E con la conseguenza ulteriore che la richiesta di restituzione nel termine avanzata ex art. 175 comma 2 cpp dovrà essere, in quel caso, respinta (dovendosi altresì ritenere, relativamente all'imputato latitante, che la scelta della latitanza equivalga, in qual caso, a volontaria rinuncia a comparire).
In altri termini il legislatore, con la novella legislativa entrata in vigore il 24 aprile 2005, oltre a introdurre un'esigenza di "conoscenza effettiva" ai fini dell'art. 175 comma 2 cpp, ha scelto di privilegiare il ruolo del difensore di fiducia accentuandone ulteriormente la valenza (rispetto alla difesa d'ufficio) e riconoscendo al relativo rapporto professionale ("fiduciario" nel senso più rigoroso del termine) un inedito rilievo specifico e concreto sotto il profilo del soddisfacimento reale di tale esigenza di "conoscenza effettiva".
Tuttavia, operando tale scelta, il legislatore ha finito con il riconoscere implicitamente l'intrinseca debolezza delle cosidette "presunzioni di conoscenza" legate alle notificazioni effettuate a norma degli artt. 161 comma 4 e 165 cpp a mani di un difensore nominato di ufficio all'imputato processato in contumacia in quanto irreperibile o latitante.
Si deve pertanto concludere che tali notificazioni al difensore d'uffico siano, di per sè, inidonee a dimostrare la "effetiva conoscenza del procedimento o del provvedimento" in capo all'imputato (a meno che, nel caso specifico, la conoscenza non emerga aliunde, ovvero non si dimostri che il difensore d'ufficio è riuscito a rintracciare il proprio assistito e a instaurare un effettivo rapporto professionale  con lui).
Nel caso di specie, per i motivi già precisati, la conoscenza del procedimento da parte del L.I., qualora non sia desumibile aliunde, non può farsi discendere dalla mera notifica dell'estratto contumaciale della sentenza avvenuta a mani del difensore d'ufficio.

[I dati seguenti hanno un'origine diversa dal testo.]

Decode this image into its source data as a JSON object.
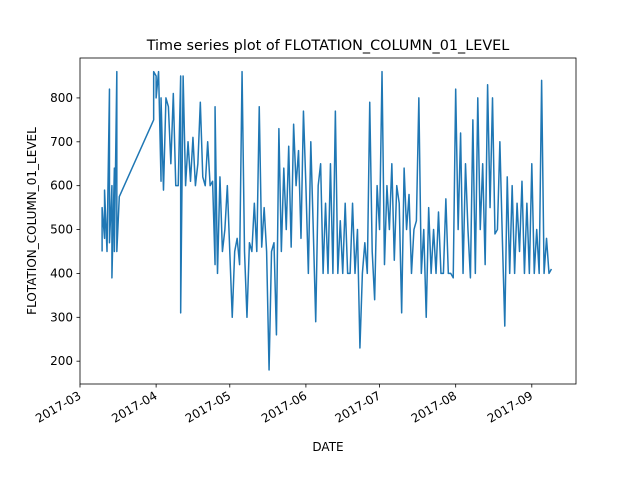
{
  "chart_data": {
    "type": "line",
    "title": "Time series plot of FLOTATION_COLUMN_01_LEVEL",
    "x_label": "DATE",
    "y_label": "FLOTATION_COLUMN_01_LEVEL",
    "color": "#1f77b4",
    "xlim": [
      "2017-03-01",
      "2017-09-19"
    ],
    "ylim": [
      148,
      891
    ],
    "xticks": [
      {
        "value": "2017-03-01",
        "label": "2017-03"
      },
      {
        "value": "2017-04-01",
        "label": "2017-04"
      },
      {
        "value": "2017-05-01",
        "label": "2017-05"
      },
      {
        "value": "2017-06-01",
        "label": "2017-06"
      },
      {
        "value": "2017-07-01",
        "label": "2017-07"
      },
      {
        "value": "2017-08-01",
        "label": "2017-08"
      },
      {
        "value": "2017-09-01",
        "label": "2017-09"
      }
    ],
    "yticks": [
      200,
      300,
      400,
      500,
      600,
      700,
      800
    ],
    "x": [
      "2017-03-10",
      "2017-03-10",
      "2017-03-11",
      "2017-03-11",
      "2017-03-12",
      "2017-03-13",
      "2017-03-13",
      "2017-03-14",
      "2017-03-14",
      "2017-03-15",
      "2017-03-15",
      "2017-03-16",
      "2017-03-16",
      "2017-03-17",
      "2017-03-31",
      "2017-03-31",
      "2017-04-01",
      "2017-04-01",
      "2017-04-02",
      "2017-04-03",
      "2017-04-03",
      "2017-04-04",
      "2017-04-05",
      "2017-04-06",
      "2017-04-07",
      "2017-04-08",
      "2017-04-09",
      "2017-04-10",
      "2017-04-11",
      "2017-04-11",
      "2017-04-12",
      "2017-04-13",
      "2017-04-14",
      "2017-04-15",
      "2017-04-16",
      "2017-04-17",
      "2017-04-18",
      "2017-04-19",
      "2017-04-20",
      "2017-04-21",
      "2017-04-22",
      "2017-04-23",
      "2017-04-24",
      "2017-04-25",
      "2017-04-25",
      "2017-04-26",
      "2017-04-27",
      "2017-04-28",
      "2017-04-29",
      "2017-04-30",
      "2017-05-01",
      "2017-05-02",
      "2017-05-03",
      "2017-05-04",
      "2017-05-05",
      "2017-05-06",
      "2017-05-07",
      "2017-05-08",
      "2017-05-09",
      "2017-05-10",
      "2017-05-11",
      "2017-05-12",
      "2017-05-13",
      "2017-05-14",
      "2017-05-15",
      "2017-05-16",
      "2017-05-17",
      "2017-05-18",
      "2017-05-19",
      "2017-05-20",
      "2017-05-21",
      "2017-05-22",
      "2017-05-23",
      "2017-05-24",
      "2017-05-25",
      "2017-05-26",
      "2017-05-27",
      "2017-05-28",
      "2017-05-29",
      "2017-05-30",
      "2017-05-31",
      "2017-06-01",
      "2017-06-02",
      "2017-06-03",
      "2017-06-04",
      "2017-06-05",
      "2017-06-06",
      "2017-06-07",
      "2017-06-08",
      "2017-06-09",
      "2017-06-10",
      "2017-06-11",
      "2017-06-12",
      "2017-06-13",
      "2017-06-14",
      "2017-06-15",
      "2017-06-16",
      "2017-06-17",
      "2017-06-18",
      "2017-06-19",
      "2017-06-20",
      "2017-06-21",
      "2017-06-22",
      "2017-06-23",
      "2017-06-24",
      "2017-06-25",
      "2017-06-26",
      "2017-06-27",
      "2017-06-28",
      "2017-06-29",
      "2017-06-30",
      "2017-07-01",
      "2017-07-02",
      "2017-07-03",
      "2017-07-04",
      "2017-07-05",
      "2017-07-06",
      "2017-07-07",
      "2017-07-08",
      "2017-07-09",
      "2017-07-10",
      "2017-07-11",
      "2017-07-12",
      "2017-07-13",
      "2017-07-14",
      "2017-07-15",
      "2017-07-16",
      "2017-07-17",
      "2017-07-18",
      "2017-07-19",
      "2017-07-20",
      "2017-07-21",
      "2017-07-22",
      "2017-07-23",
      "2017-07-24",
      "2017-07-25",
      "2017-07-26",
      "2017-07-27",
      "2017-07-28",
      "2017-07-29",
      "2017-07-30",
      "2017-07-31",
      "2017-08-01",
      "2017-08-02",
      "2017-08-03",
      "2017-08-04",
      "2017-08-05",
      "2017-08-06",
      "2017-08-07",
      "2017-08-08",
      "2017-08-09",
      "2017-08-10",
      "2017-08-11",
      "2017-08-12",
      "2017-08-13",
      "2017-08-14",
      "2017-08-15",
      "2017-08-16",
      "2017-08-17",
      "2017-08-18",
      "2017-08-19",
      "2017-08-20",
      "2017-08-21",
      "2017-08-22",
      "2017-08-23",
      "2017-08-24",
      "2017-08-25",
      "2017-08-26",
      "2017-08-27",
      "2017-08-28",
      "2017-08-29",
      "2017-08-30",
      "2017-08-31",
      "2017-09-01",
      "2017-09-02",
      "2017-09-03",
      "2017-09-04",
      "2017-09-05",
      "2017-09-06",
      "2017-09-07",
      "2017-09-08",
      "2017-09-09"
    ],
    "values": [
      450,
      550,
      480,
      590,
      450,
      820,
      470,
      600,
      390,
      640,
      450,
      860,
      450,
      575,
      750,
      860,
      850,
      800,
      860,
      610,
      800,
      590,
      800,
      780,
      650,
      810,
      600,
      600,
      850,
      310,
      850,
      600,
      700,
      610,
      710,
      600,
      650,
      790,
      620,
      600,
      700,
      600,
      610,
      420,
      780,
      400,
      620,
      450,
      500,
      600,
      450,
      300,
      450,
      480,
      420,
      860,
      450,
      300,
      470,
      450,
      560,
      450,
      780,
      460,
      550,
      450,
      180,
      450,
      470,
      260,
      730,
      450,
      640,
      500,
      690,
      460,
      740,
      600,
      680,
      480,
      770,
      600,
      400,
      700,
      500,
      290,
      600,
      650,
      400,
      560,
      400,
      650,
      400,
      770,
      400,
      520,
      400,
      560,
      400,
      400,
      560,
      400,
      500,
      230,
      400,
      470,
      400,
      790,
      450,
      340,
      600,
      500,
      860,
      420,
      600,
      500,
      650,
      430,
      600,
      560,
      310,
      640,
      500,
      580,
      400,
      500,
      520,
      800,
      400,
      500,
      300,
      550,
      400,
      500,
      400,
      540,
      400,
      400,
      570,
      400,
      400,
      390,
      820,
      500,
      720,
      400,
      650,
      500,
      390,
      750,
      400,
      800,
      500,
      650,
      420,
      830,
      550,
      800,
      490,
      500,
      700,
      480,
      280,
      620,
      400,
      600,
      400,
      560,
      450,
      610,
      400,
      560,
      400,
      650,
      400,
      500,
      400,
      840,
      400,
      480,
      400,
      410
    ]
  }
}
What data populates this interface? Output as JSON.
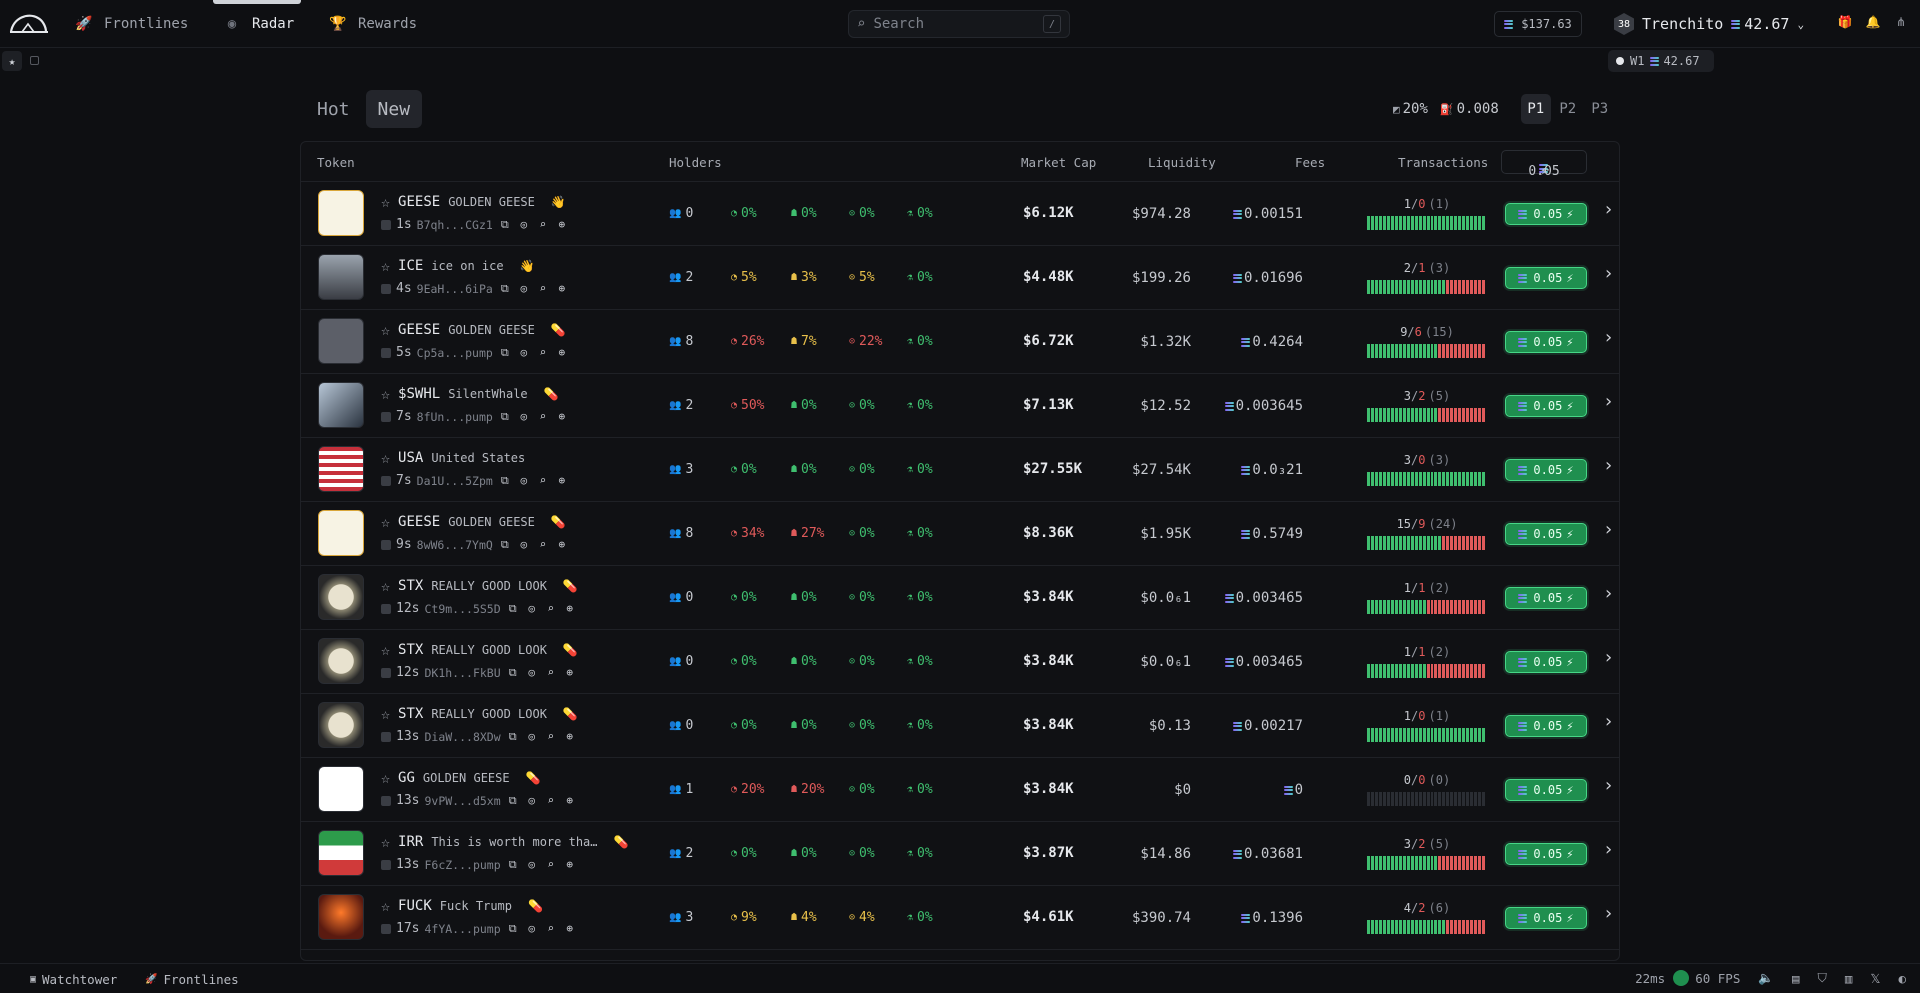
{
  "nav": {
    "items": [
      {
        "label": "Frontlines",
        "icon": "rocket-icon"
      },
      {
        "label": "Radar",
        "icon": "radar-icon"
      },
      {
        "label": "Rewards",
        "icon": "trophy-icon"
      }
    ],
    "active": "Radar",
    "search_placeholder": "Search",
    "search_shortcut": "/",
    "balance": "$137.63",
    "user": {
      "level": "38",
      "name": "Trenchito",
      "sol_balance": "42.67"
    }
  },
  "wallet_pill": {
    "label": "W1",
    "sol": "42.67"
  },
  "tabs": [
    {
      "label": "Hot"
    },
    {
      "label": "New"
    }
  ],
  "active_tab": "New",
  "filters": {
    "slippage": "20%",
    "priority": "0.008"
  },
  "presets": [
    {
      "label": "P1"
    },
    {
      "label": "P2"
    },
    {
      "label": "P3"
    }
  ],
  "active_preset": "P1",
  "columns": {
    "token": "Token",
    "holders": "Holders",
    "market_cap": "Market Cap",
    "liquidity": "Liquidity",
    "fees": "Fees",
    "transactions": "Transactions"
  },
  "quick_buy_amount": "0.05",
  "colors": {
    "green": "#3fbf6f",
    "red": "#e05a5a",
    "yellow": "#e8c04a",
    "accent": "#1f8f4f"
  },
  "rows": [
    {
      "ticker": "GEESE",
      "name": "GOLDEN GEESE",
      "badge": "👋",
      "age": "1s",
      "addr": "B7qh...CGz1",
      "holders": "0",
      "top10": "0%",
      "dev": "0%",
      "snipers": "0%",
      "insiders": "0%",
      "mc": "$6.12K",
      "liq": "$974.28",
      "fees": "0.00151",
      "buys": "1",
      "sells": "0",
      "total": "1",
      "buy_ratio": 1.0,
      "avatar": "goose"
    },
    {
      "ticker": "ICE",
      "name": "ice on ice",
      "badge": "👋",
      "age": "4s",
      "addr": "9EaH...6iPa",
      "holders": "2",
      "top10": "5%",
      "dev": "3%",
      "snipers": "5%",
      "insiders": "0%",
      "mc": "$4.48K",
      "liq": "$199.26",
      "fees": "0.01696",
      "buys": "2",
      "sells": "1",
      "total": "3",
      "buy_ratio": 0.66,
      "avatar": "ice"
    },
    {
      "ticker": "GEESE",
      "name": "GOLDEN GEESE",
      "badge": "💊",
      "age": "5s",
      "addr": "Cp5a...pump",
      "holders": "8",
      "top10": "26%",
      "dev": "7%",
      "snipers": "22%",
      "insiders": "0%",
      "mc": "$6.72K",
      "liq": "$1.32K",
      "fees": "0.4264",
      "buys": "9",
      "sells": "6",
      "total": "15",
      "buy_ratio": 0.6,
      "avatar": "cube"
    },
    {
      "ticker": "$SWHL",
      "name": "SilentWhale",
      "badge": "💊",
      "age": "7s",
      "addr": "8fUn...pump",
      "holders": "2",
      "top10": "50%",
      "dev": "0%",
      "snipers": "0%",
      "insiders": "0%",
      "mc": "$7.13K",
      "liq": "$12.52",
      "fees": "0.003645",
      "buys": "3",
      "sells": "2",
      "total": "5",
      "buy_ratio": 0.6,
      "avatar": "whale"
    },
    {
      "ticker": "USA",
      "name": "United States",
      "badge": "",
      "age": "7s",
      "addr": "Da1U...5Zpm",
      "holders": "3",
      "top10": "0%",
      "dev": "0%",
      "snipers": "0%",
      "insiders": "0%",
      "mc": "$27.55K",
      "liq": "$27.54K",
      "fees": "0.0₃21",
      "buys": "3",
      "sells": "0",
      "total": "3",
      "buy_ratio": 1.0,
      "avatar": "usa"
    },
    {
      "ticker": "GEESE",
      "name": "GOLDEN GEESE",
      "badge": "💊",
      "age": "9s",
      "addr": "8wW6...7YmQ",
      "holders": "8",
      "top10": "34%",
      "dev": "27%",
      "snipers": "0%",
      "insiders": "0%",
      "mc": "$8.36K",
      "liq": "$1.95K",
      "fees": "0.5749",
      "buys": "15",
      "sells": "9",
      "total": "24",
      "buy_ratio": 0.62,
      "avatar": "goose"
    },
    {
      "ticker": "STX",
      "name": "REALLY GOOD LOOK",
      "badge": "💊",
      "age": "12s",
      "addr": "Ct9m...5S5D",
      "holders": "0",
      "top10": "0%",
      "dev": "0%",
      "snipers": "0%",
      "insiders": "0%",
      "mc": "$3.84K",
      "liq": "$0.0₆1",
      "fees": "0.003465",
      "buys": "1",
      "sells": "1",
      "total": "2",
      "buy_ratio": 0.5,
      "avatar": "coin"
    },
    {
      "ticker": "STX",
      "name": "REALLY GOOD LOOK",
      "badge": "💊",
      "age": "12s",
      "addr": "DK1h...FkBU",
      "holders": "0",
      "top10": "0%",
      "dev": "0%",
      "snipers": "0%",
      "insiders": "0%",
      "mc": "$3.84K",
      "liq": "$0.0₆1",
      "fees": "0.003465",
      "buys": "1",
      "sells": "1",
      "total": "2",
      "buy_ratio": 0.5,
      "avatar": "coin"
    },
    {
      "ticker": "STX",
      "name": "REALLY GOOD LOOK",
      "badge": "💊",
      "age": "13s",
      "addr": "DiaW...8XDw",
      "holders": "0",
      "top10": "0%",
      "dev": "0%",
      "snipers": "0%",
      "insiders": "0%",
      "mc": "$3.84K",
      "liq": "$0.13",
      "fees": "0.00217",
      "buys": "1",
      "sells": "0",
      "total": "1",
      "buy_ratio": 1.0,
      "avatar": "coin"
    },
    {
      "ticker": "GG",
      "name": "GOLDEN GEESE",
      "badge": "💊",
      "age": "13s",
      "addr": "9vPW...d5xm",
      "holders": "1",
      "top10": "20%",
      "dev": "20%",
      "snipers": "0%",
      "insiders": "0%",
      "mc": "$3.84K",
      "liq": "$0",
      "fees": "0",
      "buys": "0",
      "sells": "0",
      "total": "0",
      "buy_ratio": 0,
      "avatar": "white"
    },
    {
      "ticker": "IRR",
      "name": "This is worth more tha…",
      "badge": "💊",
      "age": "13s",
      "addr": "F6cZ...pump",
      "holders": "2",
      "top10": "0%",
      "dev": "0%",
      "snipers": "0%",
      "insiders": "0%",
      "mc": "$3.87K",
      "liq": "$14.86",
      "fees": "0.03681",
      "buys": "3",
      "sells": "2",
      "total": "5",
      "buy_ratio": 0.6,
      "avatar": "iran"
    },
    {
      "ticker": "FUCK",
      "name": "Fuck Trump",
      "badge": "💊",
      "age": "17s",
      "addr": "4fYA...pump",
      "holders": "3",
      "top10": "9%",
      "dev": "4%",
      "snipers": "4%",
      "insiders": "0%",
      "mc": "$4.61K",
      "liq": "$390.74",
      "fees": "0.1396",
      "buys": "4",
      "sells": "2",
      "total": "6",
      "buy_ratio": 0.66,
      "avatar": "volcano"
    }
  ],
  "bottom": {
    "watchtower": "Watchtower",
    "frontlines": "Frontlines",
    "latency": "22ms",
    "fps": "60 FPS"
  }
}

L'ordinanza impugnata va pertanto annullata con rinvio per un nuovo esame della richiesta del L.I. che tenga conto dei principi di diritto come sopra formulati.
    P.Q.M.
Annulla l'ordinanza impugnata e rinvia per nuovo esame al Tribunale di Bologna.
Così deciso in Roma il 06 aprile 2006
Depositata in cancelleria il 10 maggio 2006.